Biosecurity reduces the introduction or the incidence of disease in farms, reduces the spread of diseases already found on farms, and reduces the risk of disease transmission among farms. Biosecurity controls the transmission of pathogens among animals, from animals to fodder, and animals to equipment that may relate directly or indirectly to other animals. Biosecurity practices prevent the spread of disease by reducing the movement of biological organisms and their vectors (viruses, bacteria, rodents, pesticides, etc.) into and within operations through animals, vehicles, visitors, employees, pests, and other means. While the development and maintenance of biosecurity is difficult, it is the cheapest and most effective means of controlling disease, and the disease prevention program will not work without it.

Measures for the prevention and control of disease-producing agents:

• Avoid the introduction of causative agents to the farm or the herd (maintain a closed herd)

The first step is to avoid purchasing cattle from unknown source or purchase from healthy herds.

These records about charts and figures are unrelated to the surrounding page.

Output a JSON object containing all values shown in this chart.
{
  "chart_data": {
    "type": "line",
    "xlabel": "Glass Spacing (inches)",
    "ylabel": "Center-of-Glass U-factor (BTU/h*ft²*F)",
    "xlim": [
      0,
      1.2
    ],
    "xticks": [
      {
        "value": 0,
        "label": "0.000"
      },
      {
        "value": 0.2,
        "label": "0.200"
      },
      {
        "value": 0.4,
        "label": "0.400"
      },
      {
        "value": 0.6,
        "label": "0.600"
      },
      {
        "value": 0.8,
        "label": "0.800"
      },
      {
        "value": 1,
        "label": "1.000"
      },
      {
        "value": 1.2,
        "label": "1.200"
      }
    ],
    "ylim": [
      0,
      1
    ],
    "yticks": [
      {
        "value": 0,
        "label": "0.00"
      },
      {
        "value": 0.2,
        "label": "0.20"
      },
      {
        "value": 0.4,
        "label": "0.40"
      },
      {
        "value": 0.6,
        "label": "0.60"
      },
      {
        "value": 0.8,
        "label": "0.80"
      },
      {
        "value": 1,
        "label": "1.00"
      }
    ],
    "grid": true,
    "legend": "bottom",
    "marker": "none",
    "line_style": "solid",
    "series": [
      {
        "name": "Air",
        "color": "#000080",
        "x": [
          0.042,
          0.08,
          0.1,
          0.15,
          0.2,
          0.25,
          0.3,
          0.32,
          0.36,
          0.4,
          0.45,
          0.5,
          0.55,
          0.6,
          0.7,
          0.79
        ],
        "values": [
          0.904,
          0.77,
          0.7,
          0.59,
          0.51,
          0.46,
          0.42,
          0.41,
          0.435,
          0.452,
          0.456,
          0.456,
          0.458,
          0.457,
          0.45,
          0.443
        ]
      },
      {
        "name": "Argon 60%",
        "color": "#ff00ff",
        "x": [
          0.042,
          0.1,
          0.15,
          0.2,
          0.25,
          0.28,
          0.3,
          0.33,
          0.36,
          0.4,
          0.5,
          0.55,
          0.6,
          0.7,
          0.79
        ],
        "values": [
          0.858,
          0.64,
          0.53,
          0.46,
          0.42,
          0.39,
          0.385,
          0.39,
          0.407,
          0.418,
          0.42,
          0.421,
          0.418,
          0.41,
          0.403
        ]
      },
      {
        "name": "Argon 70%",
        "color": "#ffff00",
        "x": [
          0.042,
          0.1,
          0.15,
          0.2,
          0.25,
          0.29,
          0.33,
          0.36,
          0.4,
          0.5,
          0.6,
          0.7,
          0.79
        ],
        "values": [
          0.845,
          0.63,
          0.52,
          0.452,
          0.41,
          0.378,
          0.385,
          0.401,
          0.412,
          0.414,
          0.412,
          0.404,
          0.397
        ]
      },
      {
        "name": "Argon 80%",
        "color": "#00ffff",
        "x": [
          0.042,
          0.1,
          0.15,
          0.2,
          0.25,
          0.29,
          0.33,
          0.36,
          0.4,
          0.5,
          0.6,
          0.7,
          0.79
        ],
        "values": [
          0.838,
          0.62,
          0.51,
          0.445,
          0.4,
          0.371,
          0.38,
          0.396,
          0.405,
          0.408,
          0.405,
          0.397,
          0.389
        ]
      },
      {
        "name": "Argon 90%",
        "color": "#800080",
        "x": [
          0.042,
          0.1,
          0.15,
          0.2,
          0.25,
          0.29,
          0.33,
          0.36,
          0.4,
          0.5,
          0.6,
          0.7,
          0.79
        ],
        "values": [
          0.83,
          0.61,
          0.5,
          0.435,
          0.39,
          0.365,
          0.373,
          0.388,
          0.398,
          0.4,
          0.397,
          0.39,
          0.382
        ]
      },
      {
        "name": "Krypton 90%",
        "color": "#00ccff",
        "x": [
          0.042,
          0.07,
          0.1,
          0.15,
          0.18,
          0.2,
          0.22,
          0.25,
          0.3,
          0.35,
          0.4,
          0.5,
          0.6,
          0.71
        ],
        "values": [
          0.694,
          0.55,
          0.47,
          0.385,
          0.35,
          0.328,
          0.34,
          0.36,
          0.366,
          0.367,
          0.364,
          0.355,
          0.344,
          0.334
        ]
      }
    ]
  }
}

Owners would have to strictly adhere to the following requirements:

• use homegrown replacements for maintaining and increasing herd size;

• prevent contacts of stock with other cattle herds;

• use artificial insemination for breeding;

• avoid exhibits or shows; and

• apply restricted measures against visitors.

• Quarantine measures

Isolate new arrivals or the purchased animals and apply the following measures:

• separate housing, feeding, and calving areas;

• prevent contact with other animals;

• prevent manure movement from the isolation area to the rest of the herd;

• quarantine or isolated period is 21–30 days; and

• observe and examine for early disease detection.

• Use laboratory testing before purchasing animals

Owners should take precautions when purchasing animals and use laboratory-testing programs to prevent the introduction of diseases to their animals, so the following precautions should be taken:

• purchase disease-free pregnant or virgin heifers to minimize the risk of introducing mastitis;

• vaccinate the purchased animals if necessary according to the vaccinal program of the farm;

• purchase animals from healthy and certified herd under the health accredited herds program; and

• the purchased animals must be guaranteed or isolated for 21–30 days for:

  1. Bacterial culture of milk

  2. Blood testing for specific diseases

• Use vaccines

Vaccines are commonly used to protect cattle against respiratory disease and abortion. For herd additions, these vaccines may be given during the 21- to 30-day isolation period. Vaccination against the diseases should be the cornerstone of every herd vaccination program. Consult your veterinarian for specific recommendations on these and other aspects of health management for livestock.